Di awal pasal 11, kita melihat Rehabeam, penerus takhta, menghadapi pemberontakan sepuluh suku Israel Utara. Alih-alih mencari kebijaksanaan ilahi atau rekonsiliasi, ia memilih untuk mengumpulkan pasukan besar dari suku Yehuda dan Benyamin untuk menyerang saudara-saudaranya. Ayub 12:1 secara gamblang menyatakan niat ini: "Ketika Rehabeam tiba di Yerusalem, ia mengumpulkan seratus delapan puluh ribu orang dari seluruh Yehuda dan Benyamin, para prajurit pilihan, untuk berperang melawan Israel dan memulihkan kerajaan itu bagi Rehabeam." Kata-kata ini mencerminkan keinginan untuk memaksakan kehendak dan mempertahankan kekuasaan melalui kekuatan militer, bukan melalui pemulihan hubungan yang benar dan sesuai dengan kehendak Tuhan.

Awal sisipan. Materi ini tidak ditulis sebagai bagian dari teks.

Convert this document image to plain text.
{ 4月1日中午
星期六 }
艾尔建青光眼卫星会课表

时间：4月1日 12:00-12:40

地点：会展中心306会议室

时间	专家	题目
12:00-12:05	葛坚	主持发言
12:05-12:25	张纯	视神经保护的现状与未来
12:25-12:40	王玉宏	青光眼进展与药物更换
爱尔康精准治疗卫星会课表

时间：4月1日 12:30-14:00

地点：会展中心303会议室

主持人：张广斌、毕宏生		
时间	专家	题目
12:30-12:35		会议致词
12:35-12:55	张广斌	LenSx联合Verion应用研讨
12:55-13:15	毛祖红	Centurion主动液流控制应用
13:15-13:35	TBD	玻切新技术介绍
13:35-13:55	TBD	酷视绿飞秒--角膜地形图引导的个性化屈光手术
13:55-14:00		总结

Namun, rencana Rehabeam digagalkan oleh campur tangan seorang nabi Tuhan, Semaia. Semaia menyampaikan pesan dari Tuhan yang melarang perang melawan kerabat mereka, menegaskan bahwa perpecahan ini adalah kehendak Tuhan. Perintah ini sangatlah penting karena mengingatkan kita bahwa bahkan dalam situasi yang tampaknya kacau, ada rencana ilahi yang bekerja. Rehabeam, meskipun pada awalnya berniat berperang, akhirnya mendengarkan firman Tuhan dan membatalkan rencana perangnya. Hal ini menjadi sebuah pelajaran berharga tentang pentingnya ketaatan kepada kehendak Tuhan, bahkan ketika berhadapan dengan kesulitan politik dan emosional. Keputusan untuk tidak berperang melawan Israel Utara, meskipun sulit, mencegah pertumpahan darah lebih lanjut antar saudara sebangsa.

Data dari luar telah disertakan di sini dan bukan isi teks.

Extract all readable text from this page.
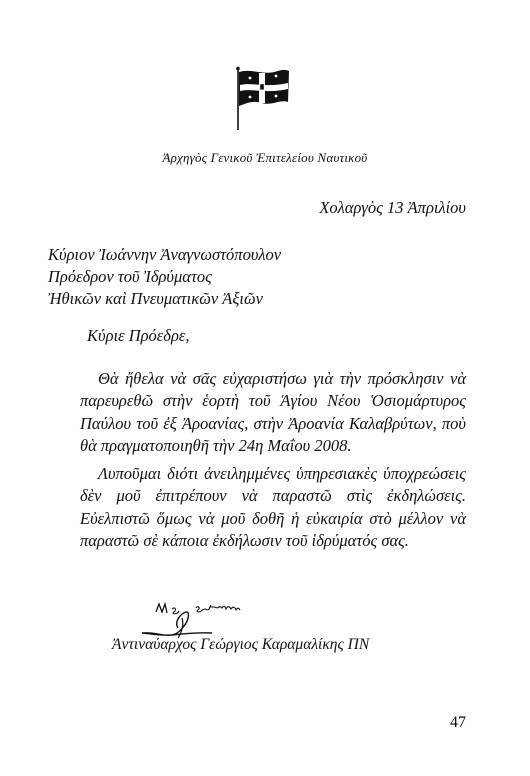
Ἀρχηγὸς Γενικοῦ Ἐπιτελείου Ναυτικοῦ
Χολαργὸς 13 Ἀπριλίου
Κύριον Ἰωάννην Ἀναγνωστόπουλον
Πρόεδρον τοῦ Ἰδρύματος
Ἠθικῶν καὶ Πνευματικῶν Ἀξιῶν
Κύριε Πρόεδρε,
Θὰ ἤθελα νὰ σᾶς εὐχαριστήσω γιὰ τὴν πρόσκλησιν νὰ παρευρεθῶ στὴν ἑορτὴ τοῦ Ἁγίου Νέου Ὁσιομάρτυρος Παύλου τοῦ ἐξ Ἀροανίας, στὴν Ἀροανία Καλαβρύτων, ποὺ θὰ πραγματοποιηθῆ τὴν 24η Μαΐου 2008.
Λυποῦμαι διότι ἀνειλημμένες ὑπηρεσιακὲς ὑποχρεώσεις δὲν μοῦ ἐπιτρέπουν νὰ παραστῶ στὶς ἐκδηλώσεις. Εὐελπιστῶ ὅμως νὰ μοῦ δοθῆ ἡ εὐκαιρία στὸ μέλλον νὰ παραστῶ σὲ κάποια ἐκδήλωσιν τοῦ ἱδρύματός σας.
Ἀντιναύαρχος Γεώργιος Καραμαλίκης ΠΝ
47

Selanjutnya, pasal 12 beralih ke masa pemerintahan Rehabeam yang lebih matang dan dampaknya terhadap kesetiaan bangsa kepada Tuhan. Dinyatakan bahwa Rehabeam dan rakyatnya meninggalkan Taurat Tuhan karena mereka "tidak tekun mengikuti Tuhan" (2 Tawarikh 12:14). Akibatnya, Tuhan menghukum mereka dengan membiarkan Sisak, raja Mesir, menyerbu Yehuda dan Yerusalem. Penyerbuan ini bukan hanya membawa kehancuran fisik tetapi juga merampas harta benda Bait Suci, termasuk emas yang dibuat oleh Salomo. Ini adalah konsekuensi langsung dari pengabaian mereka terhadap perjanjian dengan Tuhan.

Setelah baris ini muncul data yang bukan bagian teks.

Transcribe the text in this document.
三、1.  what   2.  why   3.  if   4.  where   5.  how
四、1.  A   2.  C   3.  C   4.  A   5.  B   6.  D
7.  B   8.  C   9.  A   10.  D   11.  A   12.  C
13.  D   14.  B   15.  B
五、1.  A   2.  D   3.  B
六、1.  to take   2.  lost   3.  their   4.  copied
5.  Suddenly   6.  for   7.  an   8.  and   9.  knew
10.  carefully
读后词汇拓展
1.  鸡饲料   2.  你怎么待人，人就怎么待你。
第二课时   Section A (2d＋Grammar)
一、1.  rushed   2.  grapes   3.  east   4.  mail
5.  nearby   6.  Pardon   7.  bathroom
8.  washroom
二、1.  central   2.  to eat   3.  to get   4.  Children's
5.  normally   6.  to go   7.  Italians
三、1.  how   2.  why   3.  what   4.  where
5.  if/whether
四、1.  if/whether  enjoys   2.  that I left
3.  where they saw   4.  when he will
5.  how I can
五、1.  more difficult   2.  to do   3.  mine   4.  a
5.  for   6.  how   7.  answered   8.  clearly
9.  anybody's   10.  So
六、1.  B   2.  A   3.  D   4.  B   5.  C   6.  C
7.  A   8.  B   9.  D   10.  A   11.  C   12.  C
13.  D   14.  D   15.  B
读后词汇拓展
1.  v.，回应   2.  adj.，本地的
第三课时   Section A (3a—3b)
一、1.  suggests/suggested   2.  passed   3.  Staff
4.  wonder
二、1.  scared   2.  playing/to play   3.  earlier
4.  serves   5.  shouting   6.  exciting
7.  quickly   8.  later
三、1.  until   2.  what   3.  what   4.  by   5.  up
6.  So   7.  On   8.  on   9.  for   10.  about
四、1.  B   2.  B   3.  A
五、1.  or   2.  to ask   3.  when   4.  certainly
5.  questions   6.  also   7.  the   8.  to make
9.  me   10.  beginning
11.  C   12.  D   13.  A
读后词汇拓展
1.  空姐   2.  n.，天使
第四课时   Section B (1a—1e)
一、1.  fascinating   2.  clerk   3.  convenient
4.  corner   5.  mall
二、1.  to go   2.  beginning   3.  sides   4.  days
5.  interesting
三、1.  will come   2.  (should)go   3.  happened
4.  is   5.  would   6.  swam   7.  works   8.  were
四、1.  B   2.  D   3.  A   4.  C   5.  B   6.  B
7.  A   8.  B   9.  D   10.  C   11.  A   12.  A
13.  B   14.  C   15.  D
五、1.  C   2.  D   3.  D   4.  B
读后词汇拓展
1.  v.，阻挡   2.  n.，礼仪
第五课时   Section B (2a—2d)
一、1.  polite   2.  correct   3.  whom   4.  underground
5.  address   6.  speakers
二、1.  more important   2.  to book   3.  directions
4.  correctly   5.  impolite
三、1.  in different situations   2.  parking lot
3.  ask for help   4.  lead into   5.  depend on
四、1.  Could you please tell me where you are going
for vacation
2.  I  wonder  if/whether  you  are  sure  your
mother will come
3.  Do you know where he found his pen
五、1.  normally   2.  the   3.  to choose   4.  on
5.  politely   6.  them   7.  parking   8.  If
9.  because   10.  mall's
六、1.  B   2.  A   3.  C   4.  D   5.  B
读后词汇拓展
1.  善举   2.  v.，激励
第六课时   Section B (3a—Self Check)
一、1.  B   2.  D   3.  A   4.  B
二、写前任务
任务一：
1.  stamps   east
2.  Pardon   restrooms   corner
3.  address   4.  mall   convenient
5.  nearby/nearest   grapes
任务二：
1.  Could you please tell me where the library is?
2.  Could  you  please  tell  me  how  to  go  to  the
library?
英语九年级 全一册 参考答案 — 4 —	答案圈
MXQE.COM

Namun, ada momen penebusan. Ketika raja Mesir telah tiba, Rehabeam dan para pemimpin Yehuda merendahkan diri dan mengakui bahwa "Tuhan Maha Adil" (2 Tawarikh 12:6). Pengakuan dosa ini membuat Tuhan mengalihkan murka-Nya dan tidak membinasakan mereka sepenuhnya, meskipun mereka tetap harus menghadapi kekalahan dan kehilangan. Ini menunjukkan bahwa pertobatan yang tulus dapat menghasilkan belas kasihan dari Tuhan, bahkan setelah dosa mendatangkan konsekuensi yang pahit. Pasal-pasal ini menggarisbawahi tema sentral dalam 2 Tawarikh 11 12: bahwa pilihan kita, baik sebagai individu maupun sebagai bangsa, memiliki dampak yang signifikan. Ketaatan kepada Tuhan membawa berkat dan perlindungan, sementara ketidaktaatan dan penyembahan berhala mendatangkan hukuman. Narasi ini tetap relevan hingga kini, mengingatkan kita akan pentingnya kesetiaan kepada Tuhan dan hikmat dalam mengambil keputusan, terutama ketika berhadapan dengan perpecahan dan tantangan.